Dormí en un plácido sueño durante una hora por lo menos. Sin embargo, me despertó una alta voz de Mzula diciendo: “¡¡¡DESPIERTA!!!” y acto seguido me cogió de la cabeza antes de que pudiera reaccionar y me empujó hacia abajo. Entonces sin ver lo que fuera de la furgoneta pasaba escuché varios disparos y la luna delantera se hizo añicos, cayendo sobre nosotros millones de trozos de cristal. Mire a Mzula. Él también estaba agachado con las manos en la cabeza. No podía ver su expresión, pero seguro que era de terror. Oí unas voces afuera: “Salid del coche”…¿Quiénes eran los atacantes? Pensé…la respuesta era sencilla…rebeldes…
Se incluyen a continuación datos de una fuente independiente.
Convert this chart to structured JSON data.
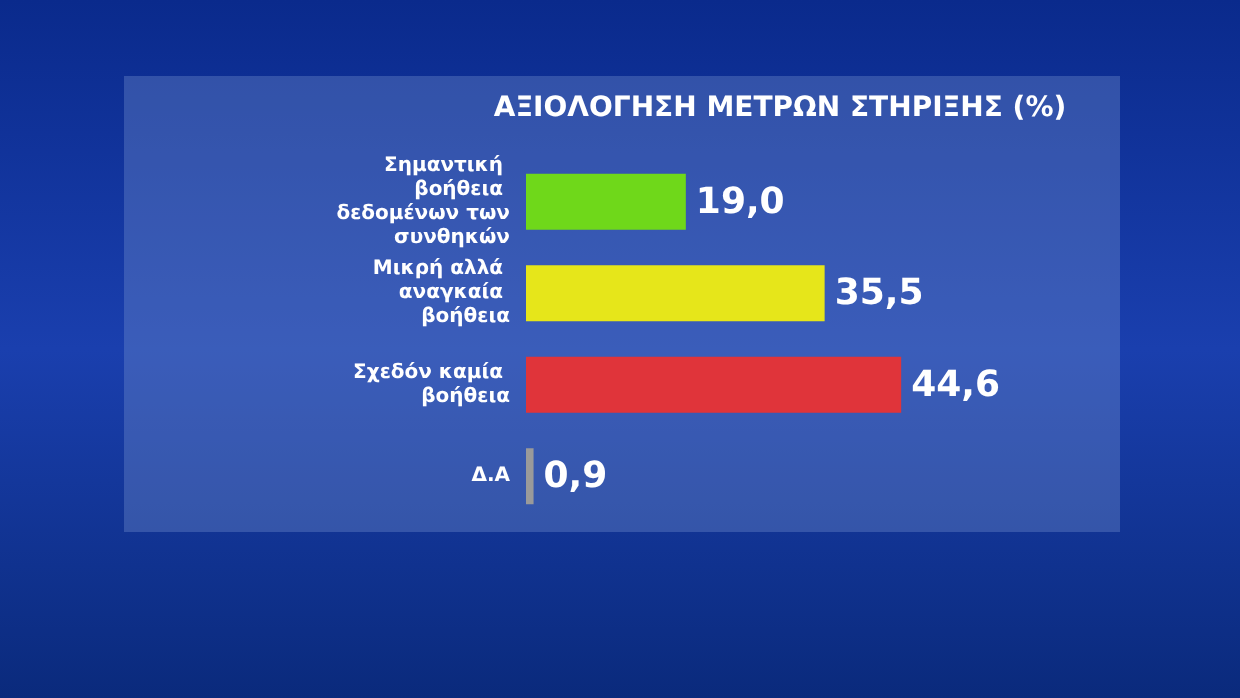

No sabía que hacer…todo dependía de Mzula, no de mi, un mutilado drogado. Mire la alfombrilla de mi asiento. Estaban cayendo gotas de sangre. Me toqué la cara. Estaba mojada. Me miré las manos. Yo estaba sangrando. Seguramente los cristales me habían cortado la cara. De repente mi puerta se abrió y unas fuertes manos me agarraron del brazo y tiraron con fuerza. Caí al suelo, y volví a sentir ese atroz dolor…ese dolor en la espinilla, en la entrepierna y en el muñón…la droga se había pasado…
Antes de poder reconocer a los individuos que me habían sacado del coche, éstos me empezaron a dar patadas en el cuerpo. A cada puntapié en el estómago notaba como no podía respirar. A cada patada en la cabeza mi vista se nublaba, y la sangre de los cristales se pegaba en sus botas y se confundía con las nuevas heridas. Incluso noté una patada en la entrepierna, haciendo que todo mi cuerpo se estremeciese. Noté como en esa herida podrida, salían jugos putrefactos, pus y otros líquidos asquerosos.
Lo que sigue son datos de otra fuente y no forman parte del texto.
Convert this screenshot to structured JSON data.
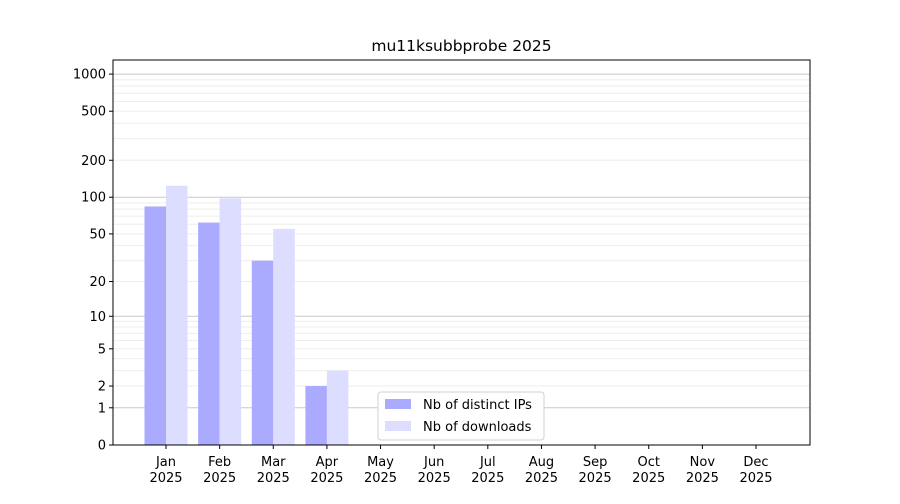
{
  "chart_data": {
    "type": "bar",
    "title": "mu11ksubbprobe 2025",
    "categories": [
      "Jan\n2025",
      "Feb\n2025",
      "Mar\n2025",
      "Apr\n2025",
      "May\n2025",
      "Jun\n2025",
      "Jul\n2025",
      "Aug\n2025",
      "Sep\n2025",
      "Oct\n2025",
      "Nov\n2025",
      "Dec\n2025"
    ],
    "series": [
      {
        "name": "Nb of distinct IPs",
        "color": "#aaaaff",
        "values": [
          84,
          62,
          30,
          2,
          0,
          0,
          0,
          0,
          0,
          0,
          0,
          0
        ]
      },
      {
        "name": "Nb of downloads",
        "color": "#ddddff",
        "values": [
          124,
          98,
          55,
          3,
          0,
          0,
          0,
          0,
          0,
          0,
          0,
          0
        ]
      }
    ],
    "yscale": "symlog",
    "ylim": [
      0,
      1300
    ],
    "yticks": [
      0,
      1,
      2,
      5,
      10,
      20,
      50,
      100,
      200,
      500,
      1000
    ],
    "xlabel": "",
    "ylabel": "",
    "grid": true,
    "legend": "lower-center"
  }
}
Los agresores me incorporaron, y yo, confundido sobre lo que pasaba, no me enteré de mucho porque veía nublado. Me llevaron a una especie de caseta y me sentaron en una silla, como en un despacho. Me abandonaron. No se cuanto pasó. Pero cuando recuperé la vista me di cuenta de donde estaba porque había una ventana y mire desde ella. Estaba en un control de los rebeldes. Sin duda habían hecho ese control y detenían a todos los vehículos que intentaban escapar a zona militar. Había bastantes guerrilleros. Tal vez un centenar o más.
Había muchos coches y camiones militares, pero había aún más coches de los ciudadanos aprisionados. Los rebeldes tenían como jaulas, tal vez unas veinte, que daba cabida a bastantes personas aprisionadas. En ella había niños que lloraban, hombres que suplicaban a Dios y mujeres sollozantes. En ellas se amontonaba la inmundicia y la mierda de los prisioneros, haciendo de ese sitio un festín para las moscas verdes.
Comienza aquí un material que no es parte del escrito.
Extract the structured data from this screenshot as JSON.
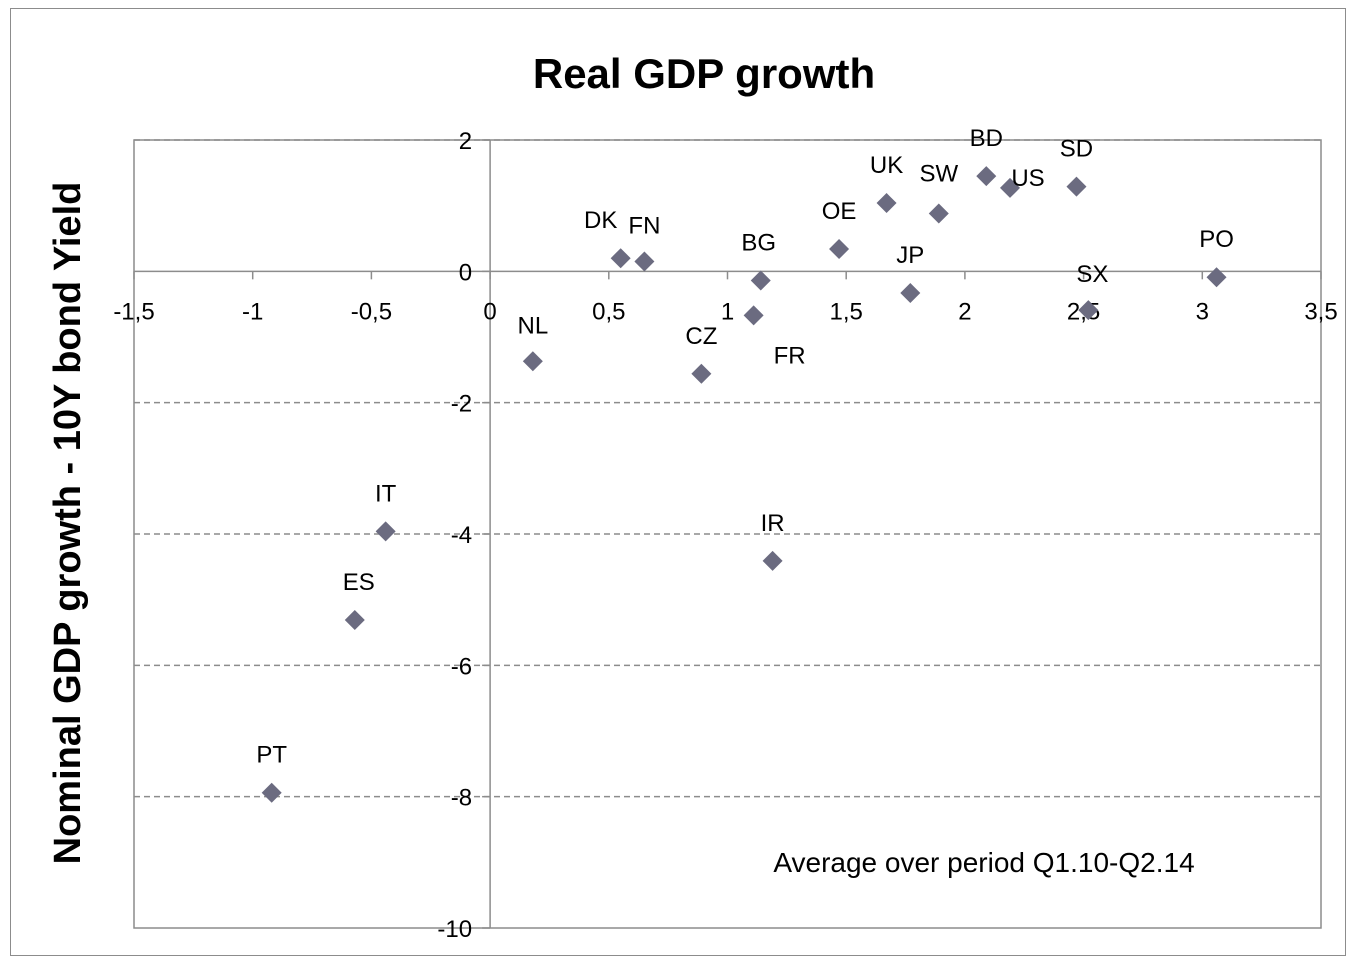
{
  "chart_data": {
    "type": "scatter",
    "title": "Real GDP growth",
    "ylabel": "Nominal GDP growth  - 10Y bond Yield",
    "annotation": "Average over period Q1.10-Q2.14",
    "xlim": [
      -1.5,
      3.5
    ],
    "ylim": [
      -10,
      2
    ],
    "xticks": [
      "-1,5",
      "-1",
      "-0,5",
      "0",
      "0,5",
      "1",
      "1,5",
      "2",
      "2,5",
      "3",
      "3,5"
    ],
    "xtick_values": [
      -1.5,
      -1,
      -0.5,
      0,
      0.5,
      1,
      1.5,
      2,
      2.5,
      3,
      3.5
    ],
    "yticks": [
      "2",
      "0",
      "-2",
      "-4",
      "-6",
      "-8",
      "-10"
    ],
    "ytick_values": [
      2,
      0,
      -2,
      -4,
      -6,
      -8,
      -10
    ],
    "grid": "horizontal dashed",
    "marker_color": "#6b6b80",
    "points": [
      {
        "label": "DK",
        "x": 0.55,
        "y": 0.2
      },
      {
        "label": "FN",
        "x": 0.65,
        "y": 0.15
      },
      {
        "label": "NL",
        "x": 0.18,
        "y": -1.37
      },
      {
        "label": "CZ",
        "x": 0.89,
        "y": -1.56
      },
      {
        "label": "BG",
        "x": 1.14,
        "y": -0.14
      },
      {
        "label": "FR",
        "x": 1.11,
        "y": -0.67
      },
      {
        "label": "OE",
        "x": 1.47,
        "y": 0.34
      },
      {
        "label": "UK",
        "x": 1.67,
        "y": 1.04
      },
      {
        "label": "JP",
        "x": 1.77,
        "y": -0.33
      },
      {
        "label": "SW",
        "x": 1.89,
        "y": 0.88
      },
      {
        "label": "BD",
        "x": 2.09,
        "y": 1.45
      },
      {
        "label": "US",
        "x": 2.19,
        "y": 1.27
      },
      {
        "label": "SD",
        "x": 2.47,
        "y": 1.29
      },
      {
        "label": "SX",
        "x": 2.52,
        "y": -0.59
      },
      {
        "label": "PO",
        "x": 3.06,
        "y": -0.09
      },
      {
        "label": "IT",
        "x": -0.44,
        "y": -3.96
      },
      {
        "label": "ES",
        "x": -0.57,
        "y": -5.31
      },
      {
        "label": "PT",
        "x": -0.92,
        "y": -7.94
      },
      {
        "label": "IR",
        "x": 1.19,
        "y": -4.41
      }
    ]
  }
}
Algunos rebeldes se divertían sacando a algún desgraciado, y entre unos cinco lo vapuleaban, lo tiraban al suelo, le daban puntapiés cada vez que intentaba levantarse, le pisaban la cabeza, le hacían pasar un rato muy desagradable, y al final de su agonía, le pegaban con las culatas de los fusiles hasta reventar sus cabezas y sacar los sesos por los suelos.
Los cadáveres los incineraban en una gran hoguera, de donde provenía un olor a panceta quemada. Era el olor de los humanos.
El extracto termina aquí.